View from the Pressbox
In such a competitive league, the margins between failure and success, victory and defeat, will be even tighter than ever before.
Despite the unchanged league line-up, the landscape of the division has shifted- clubs used to middling seasons strengthening, experienced promotion chasers chomping at the bit.
Gosport and Farnborough – two of Poole’s opponents so far – will certainly be there or there abouts. Gosport seemingly have the core of the team that took Havant & Waterlooville up from the Isthmian Premier to the National League top-flight, whilst Farnborough are a side teeming with attacking talent.
It’s no surprise then that the above teams did massive damage against the Dolphins, with clinical attackers punishing sloppy mistakes.
On paper, Poole shouldn’t be having these issues at the back – centre-half pairing Jamie Whisken and Will Spetch have over 700 appearances at the club between them, most of those coming at this level or above.
Of course, Dolphins’ defensive woes don’t solely lie at the feet of their centrehalves – or their defence as a whole. As Tommy quite rightly told me, Poole win as a team, and they lose as one.
Going forward, the team works well – Poole are clearly having no issues with generating chances.
Some fans may question the free-flowing attack that sees Tony Lee drop deep and Luke Holmes allowed to roam, but combined with Poole’s full-backs bombing forward, Dolphins quickly overwhelm their opponents in wide areas.
It’s effective, but it isn’t in these areas where Poole are punished for having men forward – players know their roles, and track back accordingly.
It’s second balls – or, rather, their inability to win them in key areas. Poole’s midfield usually sit higher up the field, meaning when the Dolphins’ defence clear the initial ball, teams can often recycle posession on the edge of the area.
This is where Bradley Tarbuck’s late winner came from, the same scenario that allowed Jordan Rose to score, as well as Olaf Koszela’s consolation goal in the victory over Tiverton.
The general inability to win the second ball also impacts Poole, with Farnborough’s third coming from a ball begging to be cleared first time.
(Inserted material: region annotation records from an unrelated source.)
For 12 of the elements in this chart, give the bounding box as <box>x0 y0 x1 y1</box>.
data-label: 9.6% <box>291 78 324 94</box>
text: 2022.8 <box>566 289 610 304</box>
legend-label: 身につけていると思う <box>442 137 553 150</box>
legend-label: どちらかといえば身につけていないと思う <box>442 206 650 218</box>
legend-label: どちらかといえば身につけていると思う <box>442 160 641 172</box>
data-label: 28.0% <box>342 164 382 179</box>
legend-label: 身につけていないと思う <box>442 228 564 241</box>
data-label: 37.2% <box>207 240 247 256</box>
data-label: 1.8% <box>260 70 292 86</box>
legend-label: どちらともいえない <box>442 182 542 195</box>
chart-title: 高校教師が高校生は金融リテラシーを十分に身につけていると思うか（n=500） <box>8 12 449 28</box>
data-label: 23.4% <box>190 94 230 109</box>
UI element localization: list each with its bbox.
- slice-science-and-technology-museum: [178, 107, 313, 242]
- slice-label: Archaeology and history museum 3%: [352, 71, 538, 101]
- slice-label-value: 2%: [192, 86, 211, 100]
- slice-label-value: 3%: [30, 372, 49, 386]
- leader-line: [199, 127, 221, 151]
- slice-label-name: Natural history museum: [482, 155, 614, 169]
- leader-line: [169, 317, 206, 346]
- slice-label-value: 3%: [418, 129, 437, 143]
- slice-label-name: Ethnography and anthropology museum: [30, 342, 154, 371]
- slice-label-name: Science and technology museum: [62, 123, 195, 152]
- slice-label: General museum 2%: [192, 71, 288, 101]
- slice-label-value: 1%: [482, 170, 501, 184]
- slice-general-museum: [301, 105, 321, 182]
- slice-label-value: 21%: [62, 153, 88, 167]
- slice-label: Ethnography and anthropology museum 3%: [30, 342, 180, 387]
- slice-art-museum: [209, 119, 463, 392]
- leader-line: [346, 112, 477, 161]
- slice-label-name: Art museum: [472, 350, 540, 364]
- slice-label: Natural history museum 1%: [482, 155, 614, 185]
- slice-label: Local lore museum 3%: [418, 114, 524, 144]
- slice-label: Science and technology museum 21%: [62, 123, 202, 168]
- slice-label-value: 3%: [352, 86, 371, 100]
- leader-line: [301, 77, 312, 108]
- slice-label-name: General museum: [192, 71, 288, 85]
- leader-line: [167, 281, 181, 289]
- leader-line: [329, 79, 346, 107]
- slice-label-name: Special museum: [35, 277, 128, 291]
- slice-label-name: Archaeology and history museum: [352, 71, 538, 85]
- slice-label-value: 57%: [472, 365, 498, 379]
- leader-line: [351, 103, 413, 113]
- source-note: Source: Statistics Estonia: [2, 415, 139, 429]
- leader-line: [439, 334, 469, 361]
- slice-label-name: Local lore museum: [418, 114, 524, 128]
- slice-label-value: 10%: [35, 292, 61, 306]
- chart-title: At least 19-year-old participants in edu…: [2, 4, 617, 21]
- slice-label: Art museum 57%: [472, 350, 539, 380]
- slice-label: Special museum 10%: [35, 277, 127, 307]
Instead, Reggie Young nipped in a head of Spetch, poking the ball through to Simpson to score.
Alarm bells don’t deserve to be rung at this stage, but as Killick pointed out prior to the season, playing catch-up to the division’s big-hitters can quickly turn into an impossible task.
However, with only five cleansheets since January 2020, Poole need to get a handle on their flaws at the back if they are to truly compete this season.
Mitigating circumstances such as a lack of gametime and match fitness will slowly disipate, meaning Dolphins will soon have to take responsibility and sharpen up at the back.
Fans will be quick to recall the defensive stability that formed the bedrock of Poole’s most recent Southern League success, and with key components of that defence still in place, there is hope Poole can return to a tightly run ship at the back.